State Dept. gets voice back in news briefing
Official: First event since Trump took office ‘feels good’
After nearly a seven-week hiatus, on Tuesday the State Department held its first news briefing since Donald Trump took office.
Unlike his high-profile predecessors, Secretary of State Rex Tillerson has yet to grant any media interviews or hold his own news conference. He heads to Japan, South Korea and China next week and has refused to bring along any reporters, insisting the plane is too small.
His under-the-radar style has sent a message that he does not regard explaining the Trump administration’s foreign policy an important part of his job.
And so, the daily briefings were put on hold.
Until now.
“Feels good to be back up here,” State Department spokesman Mark Toner, a holdover from the Obama administration, said as he plopped a thick loose-leaf notebook on the lectern.

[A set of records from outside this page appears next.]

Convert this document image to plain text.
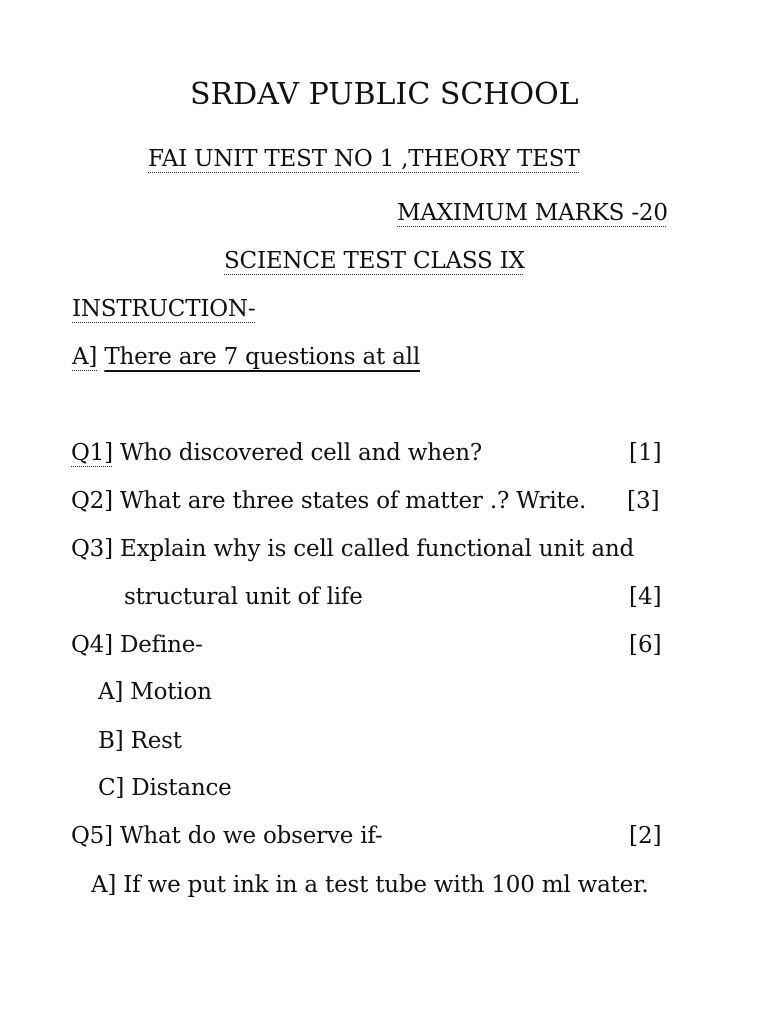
SRDAV PUBLIC SCHOOL
FAI UNIT TEST NO 1 ,THEORY TEST
MAXIMUM MARKS -20
SCIENCE TEST CLASS IX
INSTRUCTION-
A] There are 7 questions at all
Q1] Who discovered cell and when?	[1]
Q2] What are three states of matter .? Write. [3]
Q3] Explain why is cell called functional unit and
structural unit of life	[4]
Q4] Define-	[6]
A] Motion
B] Rest
C] Distance
Q5] What do we observe if-	[2]
A] If we put ink in a test tube with 100 ml water.
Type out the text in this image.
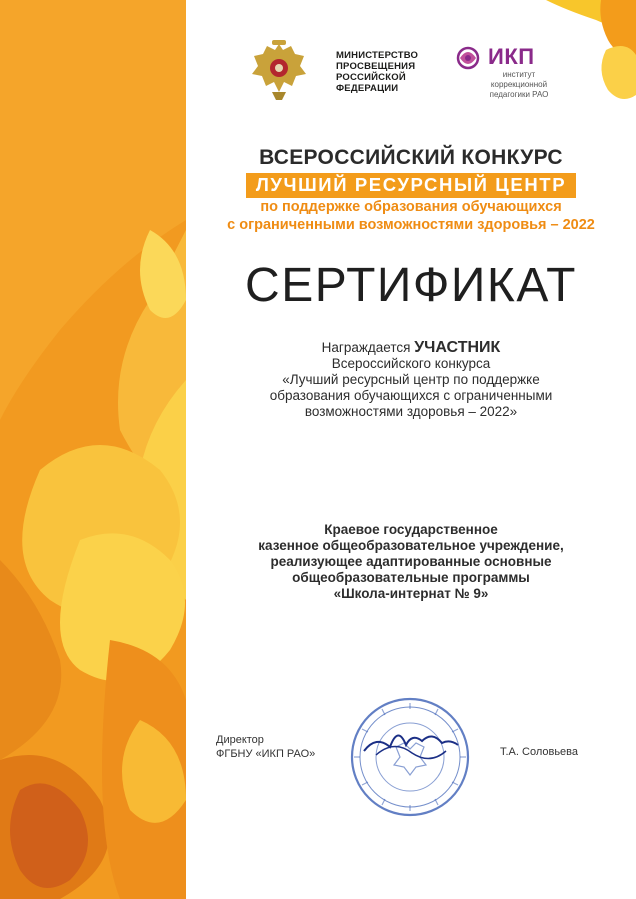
МИНИСТЕРСТВО
ПРОСВЕЩЕНИЯ
РОССИЙСКОЙ
ФЕДЕРАЦИИ
ИКП
институт
коррекционной
педагогики РАО
ВСЕРОССИЙСКИЙ КОНКУРС
ЛУЧШИЙ РЕСУРСНЫЙ ЦЕНТР
по поддержке образования обучающихся
с ограниченными возможностями здоровья – 2022
СЕРТИФИКАТ
Награждается УЧАСТНИК
Всероссийского конкурса
«Лучший ресурсный центр по поддержке
образования обучающихся с ограниченными
возможностями здоровья – 2022»
Краевое государственное
казенное общеобразовательное учреждение,
реализующее адаптированные основные
общеобразовательные программы
«Школа-интернат № 9»
Директор
ФГБНУ «ИКП РАО»	Т.А. Соловьева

To highlight the long absence, Associated Press reporter Matthew Lee asked about scrutinizing aid for the Palestinians, an issue that was news back on Jan. 20, when Trump took office and the briefings were suspended.
Reporters’ questions covered deployment of U.S. defense systems in South Korea and ballistic missile launches by North Korea; the administration’s new travel ban against six mostly Muslim countries; and whether U.S. policy has changed on the Israeli-Palestinian conflict or the “one-China” doctrine that recognizes Beijing as the sole Chinese power.
U.S. policy in some cases has been muddied after Trump seemed to suggest reversing long-standing U.S. positions.
The U.S. view of “one-China” remains intact, Toner said, while “we are evaluating where we stand” on Israeli policy.
Asked if the State Department’s voice had been muffled in an administration that has upended traditional conduct of foreign policy, Toner offered up a defense.
“I assure you, the State Department voice has been heard, loud and clear” at the White House and elsewhere, he said. He thanked journalists for patience as the administration “got its sea legs.”
Tillerson has yet to appoint a spokesperson, hence Toner’s continuation in the role. Scores of other high-level jobs are still open, however. Trump vetoed Tillerson’s choice for deputy, the aide who normally would carry much of the bureaucratic burden.
“Take a deep breath,” Toner said in response to questions about the unfilled positions, saying officials were working to vet and hire as quickly as possible. He also batted back queries about the possibility of deep budget cuts that could cripple the institution.
Because the department handles so many issues that were priorities under the Obama administration, including climate change, human rights and women’s equality, many in the department fear those divisions will wither under Trump.
Secretaries of State normally fly on U.S. military aircraft or large chartered planes for overseas trips. Often a dozen or more journalists paid to go along.
Tillerson, however, brought only a handful of reporters on his first foreign trip last month, to the G-20 conference in Bonn, Germany, and took only two journalists on a trip to Mexico City.
He is taking no accredited media on this trip to Asia next week.
Media groups have protested, saying the North Korea’s recent missile launches and growing nuclear program makes coverage all the more important and nearly impossible to accomplish effectively without joining Tillerson’s entourage.